The loud speaker crackled, and the pilot said, “Flight attendants, please take your seats.”

The flight attendant took one final walk through the cabin, staring at our waists with half-suspicious, half-indifferent expressions. My seatbelt was worn low and tight across my waist when she passed. As soon as she took her jump seat, I undid the buckle and wiggled into a more comfortable position.

The brakes whined and the wheels hit the tarmac with a smooth solid thump, making me slide forward a bit. I turned to the window. The forest zoomed by, providing me with my first close-up view of my new town in Alaska.

The plane came to a sudden stop several yards from a grey metal warehouse. This regional airport was one-third the size of the Anchorage airport where we’d switched planes, and a fraction of the size of Houston’s intercontinental airport. Sudden silence filled my ears, then seatbelts unclicked and passengers jammed into the aisles.

One of the directors said, “Follow the path around to the shuttles. They’ll take you up to the school. We’ll offload your bags and they’ll follow later.”

 

***

 

I got in line behind a welcome table marked with the letter
C
, and took in my surroundings. A male coordinator wearing a lab coat handed me an 8 x 11 envelope stuffed full of papers. “Here’s your welcome packet.”

I ignored the forms and lifted out a small translucent baggy. It held seven silver pills.

“One vitamin per day. You’ll get a new supply at the end of the week.”

I shoved them back inside.

The coordinator said, “Explore all you want.
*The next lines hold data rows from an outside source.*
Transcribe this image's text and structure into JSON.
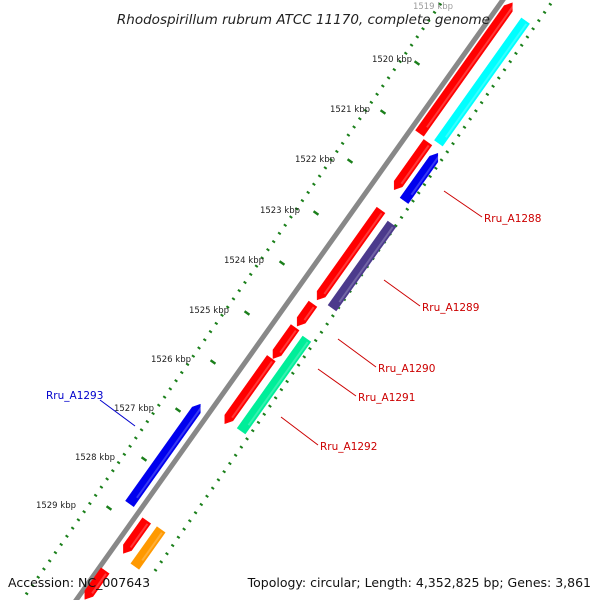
{
  "title": "Rhodospirillum rubrum ATCC 11170, complete genome",
  "footer": {
    "accession": "Accession: NC_007643",
    "topology": "Topology: circular; Length: 4,352,825 bp; Genes: 3,861"
  },
  "colors": {
    "backbone": "#8c8c8c",
    "ticks": "#1a7f1a",
    "label_red": "#cc0000",
    "label_blue": "#0000cc"
  },
  "scale_labels": [
    "1519 kbp",
    "1520 kbp",
    "1521 kbp",
    "1522 kbp",
    "1523 kbp",
    "1524 kbp",
    "1525 kbp",
    "1526 kbp",
    "1527 kbp",
    "1528 kbp",
    "1529 kbp"
  ],
  "gene_labels": [
    {
      "name": "Rru_A1288",
      "color": "#cc0000"
    },
    {
      "name": "Rru_A1289",
      "color": "#cc0000"
    },
    {
      "name": "Rru_A1290",
      "color": "#cc0000"
    },
    {
      "name": "Rru_A1291",
      "color": "#cc0000"
    },
    {
      "name": "Rru_A1292",
      "color": "#cc0000"
    },
    {
      "name": "Rru_A1293",
      "color": "#0000cc"
    }
  ],
  "features": [
    {
      "color": "#ff0000"
    },
    {
      "color": "#00ffff"
    },
    {
      "color": "#ff0000"
    },
    {
      "color": "#0000ee"
    },
    {
      "color": "#ff0000"
    },
    {
      "color": "#4b3a8c"
    },
    {
      "color": "#ff0000"
    },
    {
      "color": "#ff0000"
    },
    {
      "color": "#ff0000"
    },
    {
      "color": "#00ee99"
    },
    {
      "color": "#0000ee"
    },
    {
      "color": "#ff0000"
    },
    {
      "color": "#ff9900"
    },
    {
      "color": "#ff0000"
    }
  ]
}
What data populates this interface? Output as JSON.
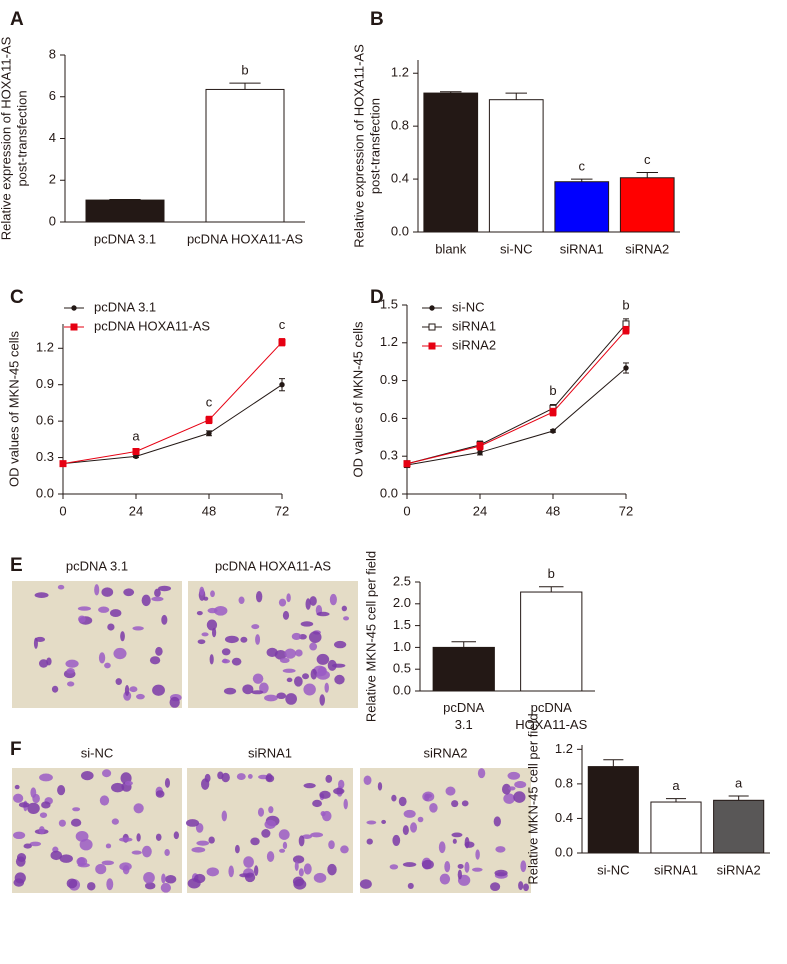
{
  "chart_data": [
    {
      "panel": "A",
      "type": "bar",
      "categories": [
        "pcDNA 3.1",
        "pcDNA HOXA11-AS"
      ],
      "values": [
        1.05,
        6.35
      ],
      "errors": [
        0.03,
        0.3
      ],
      "colors": [
        "#231815",
        "#ffffff"
      ],
      "sig_labels": [
        null,
        "b"
      ],
      "ylabel": [
        "Relative expression of HOXA11-AS",
        "post-transfection"
      ],
      "ylim": [
        0,
        8
      ],
      "yticks": [
        0,
        2,
        4,
        6,
        8
      ],
      "wrap_labels": false
    },
    {
      "panel": "B",
      "type": "bar",
      "categories": [
        "blank",
        "si-NC",
        "siRNA1",
        "siRNA2"
      ],
      "values": [
        1.05,
        1.0,
        0.38,
        0.41
      ],
      "errors": [
        0.01,
        0.05,
        0.02,
        0.04
      ],
      "colors": [
        "#231815",
        "#ffffff",
        "#0000ff",
        "#ff0000"
      ],
      "sig_labels": [
        null,
        null,
        "c",
        "c"
      ],
      "ylabel": [
        "Relative expression of HOXA11-AS",
        "post-transfection"
      ],
      "ylim": [
        0,
        1.3
      ],
      "yticks": [
        {
          "value": 0,
          "label": "0.0"
        },
        0.4,
        0.8,
        1.2
      ],
      "wrap_labels": false
    },
    {
      "panel": "C",
      "type": "line",
      "x": [
        0,
        24,
        48,
        72
      ],
      "xlim": [
        0,
        72
      ],
      "xticks": [
        0,
        24,
        48,
        72
      ],
      "series": [
        {
          "name": "pcDNA 3.1",
          "color": "#231815",
          "marker": "circle",
          "values": [
            0.25,
            0.31,
            0.5,
            0.9
          ],
          "errors": [
            0.01,
            0.01,
            0.02,
            0.05
          ]
        },
        {
          "name": "pcDNA HOXA11-AS",
          "color": "#e60012",
          "marker": "square",
          "values": [
            0.25,
            0.35,
            0.61,
            1.25
          ],
          "errors": [
            0.01,
            0.01,
            0.03,
            0.03
          ]
        }
      ],
      "sig_labels": [
        null,
        "a",
        "c",
        "c"
      ],
      "ylabel": [
        "OD values of MKN-45 cells"
      ],
      "ylim": [
        0,
        1.4
      ],
      "yticks": [
        {
          "value": 0,
          "label": "0.0"
        },
        0.3,
        0.6,
        0.9,
        1.2
      ],
      "legend": "top-left"
    },
    {
      "panel": "D",
      "type": "line",
      "x": [
        0,
        24,
        48,
        72
      ],
      "xlim": [
        0,
        72
      ],
      "xticks": [
        0,
        24,
        48,
        72
      ],
      "series": [
        {
          "name": "si-NC",
          "color": "#231815",
          "marker": "circle",
          "values": [
            0.23,
            0.33,
            0.5,
            1.0
          ],
          "errors": [
            0.02,
            0.02,
            0.01,
            0.04
          ]
        },
        {
          "name": "siRNA1",
          "color": "#ffffff",
          "marker": "square",
          "values": [
            0.24,
            0.39,
            0.68,
            1.35
          ],
          "errors": [
            0.02,
            0.03,
            0.03,
            0.04
          ]
        },
        {
          "name": "siRNA2",
          "color": "#e60012",
          "marker": "square",
          "values": [
            0.24,
            0.38,
            0.65,
            1.3
          ],
          "errors": [
            0.02,
            0.03,
            0.03,
            0.03
          ]
        }
      ],
      "sig_labels": [
        null,
        null,
        "b",
        "b"
      ],
      "ylabel": [
        "OD values of MKN-45 cells"
      ],
      "ylim": [
        0,
        1.5
      ],
      "yticks": [
        {
          "value": 0,
          "label": "0.0"
        },
        0.3,
        0.6,
        0.9,
        1.2,
        1.5
      ],
      "legend": "top-left"
    },
    {
      "panel": "E",
      "type": "bar",
      "micrograph_labels": [
        "pcDNA 3.1",
        "pcDNA HOXA11-AS"
      ],
      "categories": [
        "pcDNA 3.1",
        "pcDNA HOXA11-AS"
      ],
      "values": [
        1.0,
        2.27
      ],
      "errors": [
        0.13,
        0.12
      ],
      "colors": [
        "#231815",
        "#ffffff"
      ],
      "sig_labels": [
        null,
        "b"
      ],
      "ylabel": [
        "Relative MKN-45 cell per field"
      ],
      "ylim": [
        0,
        2.5
      ],
      "yticks": [
        {
          "value": 0,
          "label": "0.0"
        },
        {
          "value": 0.5,
          "label": "0.5"
        },
        {
          "value": 1,
          "label": "1.0"
        },
        {
          "value": 1.5,
          "label": "1.5"
        },
        {
          "value": 2,
          "label": "2.0"
        },
        {
          "value": 2.5,
          "label": "2.5"
        }
      ],
      "wrap_labels": true
    },
    {
      "panel": "F",
      "type": "bar",
      "micrograph_labels": [
        "si-NC",
        "siRNA1",
        "siRNA2"
      ],
      "categories": [
        "si-NC",
        "siRNA1",
        "siRNA2"
      ],
      "values": [
        1.0,
        0.59,
        0.61
      ],
      "errors": [
        0.08,
        0.04,
        0.05
      ],
      "colors": [
        "#231815",
        "#ffffff",
        "#595757"
      ],
      "sig_labels": [
        null,
        "a",
        "a"
      ],
      "ylabel": [
        "Relative MKN-45 cell per field"
      ],
      "ylim": [
        0,
        1.25
      ],
      "yticks": [
        {
          "value": 0,
          "label": "0.0"
        },
        0.4,
        0.8,
        1.2
      ],
      "wrap_labels": false
    }
  ]
}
Your room assignment is written on the pink flyer inside your packet.”

“Thanks.” I started walking, with no clue as to where I was headed. Everything smelled new: the Berber carpet, the fresh plaster. The acrid scent was a cross between pleasant and headache-inducing. One cool feature of our igloo was its faux ice block walls. They arched up several stories. At the top, they thinned and met a sheet of glass. The glass formed a dome over top of the school. If the faux blocks were a waffle cone, the clear dome on top was the ice cream.

Every wall was covered in the faux ice blocks except the back one. An actual mountain served as the back wall. I brushed my fingertips along the rough granite. The surface ascended at an angle and climbing anchors had been installed at intermittent points. I leaned close to test one. Houston had no mountains, but my family used to road trip out of state to indulge in climbing trips. My hand fell away, heavy with the memories.

Other kids swarmed around, exploring, or sitting and reading their packets. I found the cafeteria next. Baskets of snacks had been laid out and I snagged a cinnamon granola bar and a bottle of water. After peeling back the wrapper, I bit into the oat-flavored snack, and the crunch helped shake off a threatening headache.

A girl peered over the rail, gnawing on her own breakfast bar. Light poured onto her shiny red hair through the overhead dome. “It looks like heaven.”

“It looks like an amusement park,” the dark-haired girl beside her said.

You could see most of the school from this vantage point. The inside of the school looked like a pampered hamster habitat. The outdoor atrium, with its twenty-foot wall, would probably only hold half of us. We’d have to take timed outdoor breaks, like they did on prison TV. When I leaned over the rail, I could see the lowest point of the habitat, the underground amphitheater. If our new school was an ice-cream cone, the amphitheater was the chocolate bite at the bottom

I wandered away, taking a ramp up several floors. At the top level, security panels were mounted beside the doors. The bulb in the nearest sensor panel turned green. I reached for the lever, but had to back up when the door opened and a coordinator strode through. She was dressed in a suit, with her hair in a bun, and she wore a frown. She was the one who’d visited Trallwyn for the announcements. Coordinator Steele. I blinked and backed up another step. “Hi.”